The first rule, as in any household, is take only your share.  All the cookies are not for you.    My share-- as your share-- is what is needed for a decent life:  food, shelter, medical care, and education.  There is enough for all--  if everybody would share.
Second, clean up after yourself.  The ring in the bathtub is yours.  That’s simple fairness. 
The third rule is:  keep the house in good repair for the children and grandchildren who will come after you.
Take only your share, clean up your own mess, and keep the house in good repair.   It’s a simple vision on a global scale.
But we can’t be simplistic and think this can happen through our good intentions as individuals.  We need a renewed worldview--  because the current one is not working. 
We need a world in which nations have the humility to confer and compromise...  and to sign and honor treaties to work together for global cooperation to work together on environmental and justice issues.  We need national leaders who have a vision for the common good-- in their own nations and beyond their borders…  and who are courageous enough to risk their political popularity for the promise of a viable global future.  We need economists and business leaders who are smart enough to know that it takes more than money to create a harmonious global household. 
We need faith communities—people like us—who know the earth is the Lord’s and that all the earth is holy ground.  We need to commit ourselves to living and proclaiming that alternative vision to our communities and the world.

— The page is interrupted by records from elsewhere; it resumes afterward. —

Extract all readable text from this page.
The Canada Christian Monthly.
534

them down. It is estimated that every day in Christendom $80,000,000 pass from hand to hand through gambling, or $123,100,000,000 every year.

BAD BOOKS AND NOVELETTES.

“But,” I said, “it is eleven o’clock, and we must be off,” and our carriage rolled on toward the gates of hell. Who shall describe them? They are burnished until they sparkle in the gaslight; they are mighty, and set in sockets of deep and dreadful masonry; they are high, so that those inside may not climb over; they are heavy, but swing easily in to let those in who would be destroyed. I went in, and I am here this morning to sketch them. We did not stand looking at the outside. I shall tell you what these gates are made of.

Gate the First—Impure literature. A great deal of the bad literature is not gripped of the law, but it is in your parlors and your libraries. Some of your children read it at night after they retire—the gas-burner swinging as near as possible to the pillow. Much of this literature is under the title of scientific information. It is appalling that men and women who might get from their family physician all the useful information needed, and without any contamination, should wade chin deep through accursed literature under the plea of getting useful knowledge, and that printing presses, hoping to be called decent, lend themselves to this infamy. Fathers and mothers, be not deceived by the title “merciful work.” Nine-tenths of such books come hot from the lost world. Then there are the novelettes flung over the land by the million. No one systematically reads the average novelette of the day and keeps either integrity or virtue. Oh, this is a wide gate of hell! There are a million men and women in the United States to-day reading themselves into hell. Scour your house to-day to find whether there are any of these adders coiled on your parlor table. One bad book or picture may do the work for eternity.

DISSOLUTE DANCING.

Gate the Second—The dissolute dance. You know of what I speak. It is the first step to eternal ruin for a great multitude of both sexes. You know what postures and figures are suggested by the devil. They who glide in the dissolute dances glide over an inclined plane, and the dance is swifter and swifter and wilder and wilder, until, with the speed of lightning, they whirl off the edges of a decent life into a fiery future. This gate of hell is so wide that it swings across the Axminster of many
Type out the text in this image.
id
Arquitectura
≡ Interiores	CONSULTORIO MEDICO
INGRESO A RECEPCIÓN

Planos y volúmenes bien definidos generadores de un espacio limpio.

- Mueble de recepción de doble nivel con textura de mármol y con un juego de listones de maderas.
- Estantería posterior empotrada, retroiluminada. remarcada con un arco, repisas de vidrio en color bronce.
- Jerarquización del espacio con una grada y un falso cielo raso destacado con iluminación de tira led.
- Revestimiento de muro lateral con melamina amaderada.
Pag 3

We live in a broken and fearful world, but we are Easter people who follow the Risen Christ.   We know that we can trust in the power of the Holy Spirit to give us the courage we need to unmask idolatries and to work with others for justice, freedom and peace, for the welfare of all.
So… let us commit ourselves to live more lightly and faithfully on this holy ground, and to care for the earth as a way of worshipping and serving our gracious Creator God!
May it be so for you and for me.
Amen!








[1] Ian Morgan Cron, Chasing Francis: A Pilgrim’s Tale (NavPress, 2006), p. 75.
[2] “Vestigia Dei”
[3] Ibid., p. 2
[4] Quoted by P.C. Enniss in “Holy Ground” at www.goodpreacher.com

[5] Genesis 1:1-31
[6] Sally McFague, Life Abundant: Rethinking Theology and Economy for a Planet in Peril (Fortress, 2001).


[7] P.C. Enniss, “Holy Ground,” in www.goodpreacher.com

[8] Robert Costanza et al, An Introduction to Ecological Economics (1979), quoted in Sallie McFague, Life Abundant.